Представьте ее обнаженной. Вместо богини увидите просто женское тело, может быть, чересчур вытянутых пропорций. Женщина превращается в богиню благодаря созданной Фидием панораме тканых покровов. Угадываемое под складками тканей тело – выпуклое русло могучего и стремительного мраморного потока, внезапного, как весенний паводок. Уже обнажив правое плечо Афродиты, хитон, омыв ее груди, обрушивается вниз, взвихривается бурунами над животом, струится по нему гладко, но между бедер, где сталкиваются обвивающие ноги складки гиматия, высоко вздымается, чтобы, успокаиваясь, омывать колени и голени – всё ниже, всё дальше…


Ил. 72. «Афродита Брáзза» («Афродита с черепахой»). Позднеэллинистическая копия статуи работы Фидия. Мрамор, выс. 158 см. Берлин, Государственные музеи, Античное собрание. № 1459


Божественная грандиозность Афродиты Фидия – в совмещении телесной неги и бешеного потока складок тканей, этой пластической метафоры всепобеждающей силы страсти, ею внушаемой. Было бы смешно равнять этот образ со сводней Париса и Елены из «Киприй» или жалкой защитницей Энея из «Илиады». Хотя на фронтоне Парфенона номинально она дочь Зевса, Фидий создал образ богини любви, возвышающийся над противоположностью Афродиты Урании и Афродиты Пандемос. Британский музей, где хранятся скульптуры фронтонов Парфенона, допускает другую, не лишенную правдоподобия, идентификацию фигур: перед нами Таласса – первобытное олицетворение Моря, прильнувшего к Гее-Земле196. Вспоминается метафора Винкельмана: «Морская глубина вечно спокойна, как бы ни бушевала поверхность»197.

На афинской Агоре Павсаний видел в храме Афродиты Урании ее статую, которая «была сделана из паросского мрамора и была творением Фидия»198. Считается, что наилучшее представление о ней дает «Афродита Брáзза» – копия позднеэллинистического времени, находящаяся в Берлине (ил. 72). Ее другое имя – «Афродита с черепахой»199. Сюжет тот же, что на главном рельефе «Трона Людовизи»: выход Урании на Кипр. Берег тут – черепаха.

Если я скажу, что она похожа на колонну, ставшую женской фигурой, в вашей памяти возникнут ее современницы – кариатиды Эрехтейона. Этого я и хочу. Хорошо видные со всех сторон отвесные складки хитона, за которыми скрыта голень опорной правой ноги – каннелированный ствол, из которого «Афродита Брáзза» вырастает. Заставив Киприду ступить левой ногой на черепаху – опору шаткую, – Фидий вывел ее из равновесия, но лишь затем, чтобы дать ей в левую руку прочную опору – вертикально поставленное копье. Этим приемом он создал впечатление самодостаточности богини: Урании не нужны хариты. Опора на копье сместила плечи, стан изогнулся. Гиматий, утяжеляющий нижнюю часть корпуса крупными складками, – аллюзия на волнение, поднятое выходом Киприды из моря. Под складками хитона хорошо виден упругий контур правого бедра, вливающийся в S-образный изгиб фигуры, благодаря которому она, преодолевая тяжесть гиматия, растет вверх. Я воспринимаю «Афродиту Брáзза» как Уранию торжествующую.

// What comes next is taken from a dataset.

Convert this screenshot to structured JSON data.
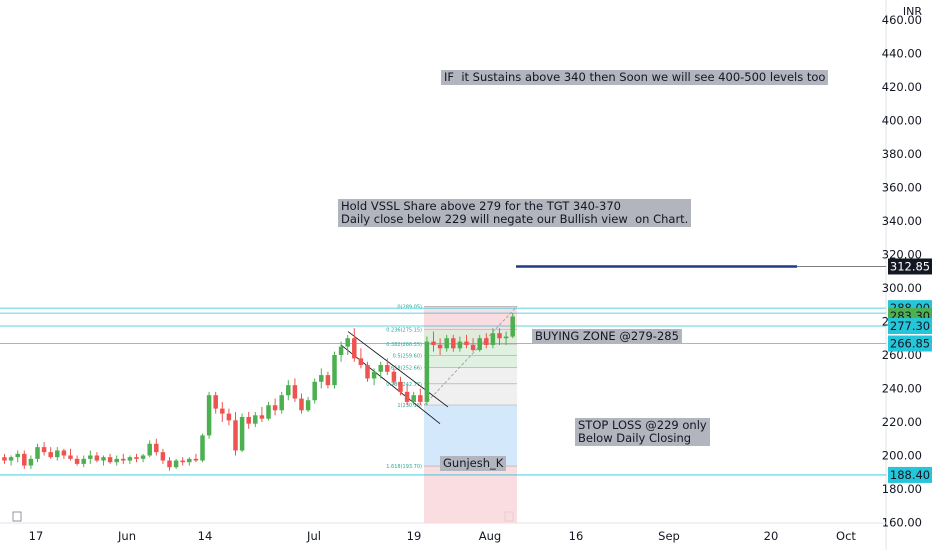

Одежды Фидиевых Афродит – не столько подражание материальным свойствам одежд, сколько оркестровка телесной мелодии от тонко нюансированной до очень брутальной. От позы, жеста, воображаемого движения богини складки одежд зависят лишь отчасти. Укрупняя и измельчая их, направляя, сдерживая, соединяя, пересекая, усиливая, ослабляя, скручивая, рассеивая их пучки и потоки, Фидий подражал не рукотворным вещам, а самой Природе. Ибо, рискну предположить, в его представлении Афродита была богиней, удерживающей в целостности Космос, только благодаря ей не распадающийся на враждующие стихии.

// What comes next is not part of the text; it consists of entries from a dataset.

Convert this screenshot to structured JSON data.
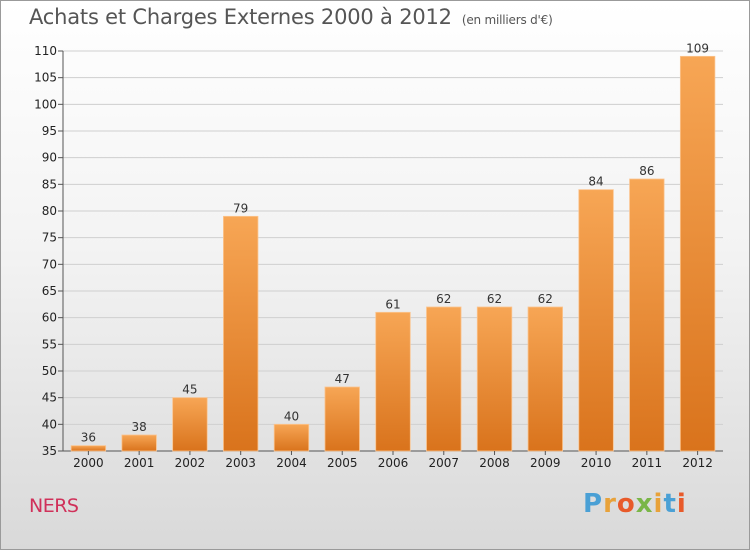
{
  "title": "Achats et Charges Externes 2000 à 2012",
  "subtitle": "(en milliers d'€)",
  "commune": "NERS",
  "logo": {
    "text": "Proxiti",
    "colors": [
      "#4aa0d5",
      "#e8a23a",
      "#e85a2a",
      "#7ab648",
      "#e8a23a",
      "#4aa0d5",
      "#e85a2a"
    ]
  },
  "chart_data": {
    "type": "bar",
    "categories": [
      "2000",
      "2001",
      "2002",
      "2003",
      "2004",
      "2005",
      "2006",
      "2007",
      "2008",
      "2009",
      "2010",
      "2011",
      "2012"
    ],
    "values": [
      36,
      38,
      45,
      79,
      40,
      47,
      61,
      62,
      62,
      62,
      84,
      86,
      109
    ],
    "ylim": [
      35,
      110
    ],
    "yticks": [
      35,
      40,
      45,
      50,
      55,
      60,
      65,
      70,
      75,
      80,
      85,
      90,
      95,
      100,
      105,
      110
    ],
    "grid": true,
    "bar_color": "#f0902e"
  }
}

Обсуждая роль драпировок на Фидиевых изображениях Афродиты, мы не должны упускать из виду грозившую любой эллинской скульптуре опасность переноса ее качеств на свойства изображаемого персонажа. Будь Фидиевы изображения Афродиты нагими, они из‐за столь распространенного отношения к изображению богини как к самой богине утратили бы космическое могущество и превратились бы, чего доброго, в ню, которые одним нравились бы больше, другим меньше, и в которых каждый смог бы усмотреть какое-нибудь несовершенство.

Не для того ли аттические скульпторы почти до самого конца V века до н. э. изображали Афродиту одетой, чтобы защитить ее тело от упреков? Пока у них не появилось представление об идеале женского тела, пока это представление не стало общеприемлемой нормой, они направляли творческое воображение не на божественную ее сущность, а на то, как бы она выглядела и вела себя, будучи смертной женщиной в рамках господствующей морали, которая определялась мужскими убеждениями о том, что ей приличествует.

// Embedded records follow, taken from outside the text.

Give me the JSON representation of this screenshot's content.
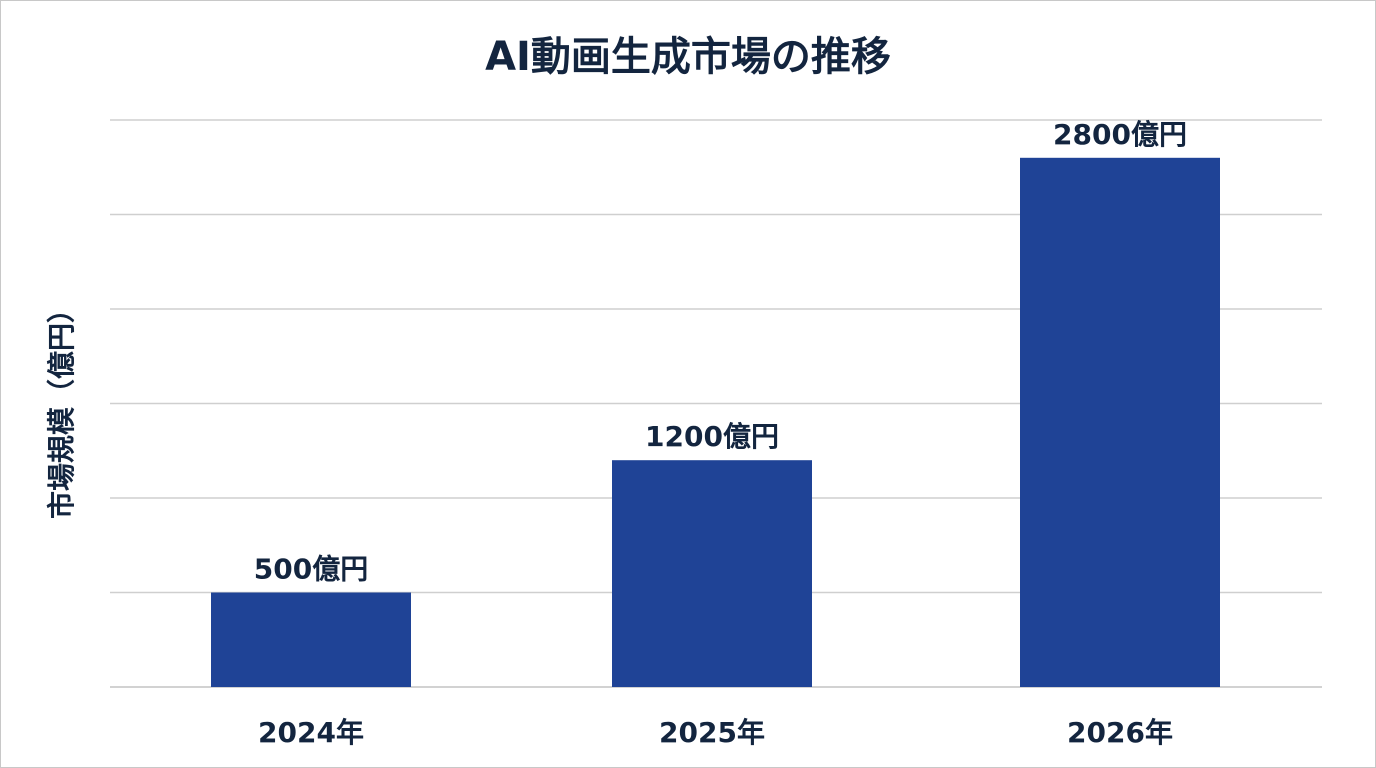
{
  "chart_data": {
    "type": "bar",
    "title": "AI動画生成市場の推移",
    "xlabel": "",
    "ylabel": "市場規模（億円）",
    "categories": [
      "2024年",
      "2025年",
      "2026年"
    ],
    "values": [
      500,
      1200,
      2800
    ],
    "data_labels": [
      "500億円",
      "1200億円",
      "2800億円"
    ],
    "ylim": [
      0,
      3000
    ],
    "grid": true,
    "legend": "none",
    "bar_color": "#1f4396"
  }
}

Об этих убеждениях мы узнаём из эллинской словесности. Когда в «Истории» Геродота тщеславный царь персов Кандавл предлагает верному телохранителю увидеть красоту обнаженной царицы, тот пытается уклониться: «Ведь женщины вместе с одеждой совлекают с себя и стыд!»200 Ксенофонт вспоминает: однажды Сократ посетил Феодоту, заинтригованный слухами, «что красота ее выше всякого описания и что живописцы приходят к ней писать с нее, и она показывает им себя настолько, насколько дозволяет приличие». Описывая ее роскошный наряд201 (по-гречески «космос»), Ксенофонт, кажется, исподволь наводит читателя на мысль, что наряд женщины – приманка: утаивая телесные недостатки, он усиливает очарование гетеры и пробуждает в мужчине вожделение; стало быть, женщину делает одежда202. Эту же мысль проводит и рапсод, воспевший в IV Гомеровом гимне Афродиту: чтобы Анхиз возжелал ее, выдавшую себя за фригийскую царевну, она одевается так, что для описания ее наряда понадобилось шесть стихов (85–90) и еще четыре (162–165) о том, как Анхиз ее раздевает, но ни слова не сказано, какою он ее увидел, сопрягаясь с ней в любви. Неудивительно, что под морализирующим мужским взглядом богиня любви отличалась от Геры, Афины и других богинь, главным образом, одеждой, а также атрибутами и деталями облика.

Как же на фоне этой традиции понять первый в крупной скульптуре шаг к обнажению Афродиты и тем самым к решительному ее противопоставлению другим богиням, сделанный около 410 года до н. э. афинянином Каллимахом?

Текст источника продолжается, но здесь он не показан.